There’s a secret weapon in the battle to retain a VC’s attention in a pitch meeting. And its hiding in plain sight. It can be found in every VC conference room from coast to coast, yet its rarely used.
Sure, you can follow the pitching forumla found on most VC websites. My friend, Mark Suster, even bulleted it out for everyone in his post yesterday:
- Bio of top 3 people in the company. Short sentence, bullet points, easy to read.
- Problem definition (with the market … it’s why you exist)
- How you solve that problem conceptually at the highest level
- Details on the solution
- [Demo could go here]
- Why you believe there is economic value in what you do / how you think you can monetize one day
- Competition
- Progress to date of your company (when started, key milestones, what shape is the product in, any pilot / beta customers, financing)
- Market sizing
- Potential future exit possibilities
- How much are you raising, how long will it last, key milestones you plan to hit before the next round
Viola, you have the perfectly scripted pitch meeting. Just like everybody else.
I can almost certainly guarantee that by the time you’ve hit the 5th bullet in Mark’s list, the VC on the other side of the table has checked their phone at least once.
The secret weapon, that I’ve found, to combat VC’s phone flipping ways (of which I’m terribly guilty) is use of the white board.
There’s just something magical about the things. They’re stinky, they’re messy, they’re imperfect- just like entrepreneurship.
When an entrepreneur steps to the whiteboard the energy in the room totally changes. There’s movement, there’s action, there’s something happening that requires attention. The conversation moves from consuming images on a screen in lean back mode, to active engagement. Half baked ideas get refined, new ideas emerge and a two way dialoge develops where a one way monologue once was.

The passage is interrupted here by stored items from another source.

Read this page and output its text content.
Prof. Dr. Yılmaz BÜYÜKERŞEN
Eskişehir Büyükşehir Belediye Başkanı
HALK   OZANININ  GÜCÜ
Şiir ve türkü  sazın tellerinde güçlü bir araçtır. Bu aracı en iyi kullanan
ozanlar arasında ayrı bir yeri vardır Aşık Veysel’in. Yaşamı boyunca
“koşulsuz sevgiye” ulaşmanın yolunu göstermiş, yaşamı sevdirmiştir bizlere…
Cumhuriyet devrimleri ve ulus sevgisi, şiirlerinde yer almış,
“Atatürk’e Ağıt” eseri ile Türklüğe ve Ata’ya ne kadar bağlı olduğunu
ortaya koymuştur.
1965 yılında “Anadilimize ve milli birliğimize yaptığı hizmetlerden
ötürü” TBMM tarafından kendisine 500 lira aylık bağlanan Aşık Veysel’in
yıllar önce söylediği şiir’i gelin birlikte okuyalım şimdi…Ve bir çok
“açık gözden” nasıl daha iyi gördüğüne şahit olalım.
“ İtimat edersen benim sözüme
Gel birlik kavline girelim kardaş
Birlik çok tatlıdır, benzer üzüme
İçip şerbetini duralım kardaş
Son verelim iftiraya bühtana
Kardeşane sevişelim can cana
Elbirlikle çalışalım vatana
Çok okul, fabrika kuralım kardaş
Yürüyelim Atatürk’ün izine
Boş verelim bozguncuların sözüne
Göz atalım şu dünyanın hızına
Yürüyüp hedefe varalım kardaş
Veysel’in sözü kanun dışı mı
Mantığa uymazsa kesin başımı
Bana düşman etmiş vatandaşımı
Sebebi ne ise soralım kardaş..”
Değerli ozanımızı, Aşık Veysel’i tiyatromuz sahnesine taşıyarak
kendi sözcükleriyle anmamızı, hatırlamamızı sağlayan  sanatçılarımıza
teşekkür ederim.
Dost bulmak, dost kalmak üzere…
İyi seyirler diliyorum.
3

The VC you’re pitching will be bought into the conversation in a very different way as well. They’re now co-creating with you. Brainstorming with you. Drawing on their experiences when they were entrepreneurs or executives scribbling on white boards just like you.
Maybe I’ve been huffing too many fumes from dry erase markers, but I don’t think any discussion on pitch strategies is complete without incorporating white board time into the meeting.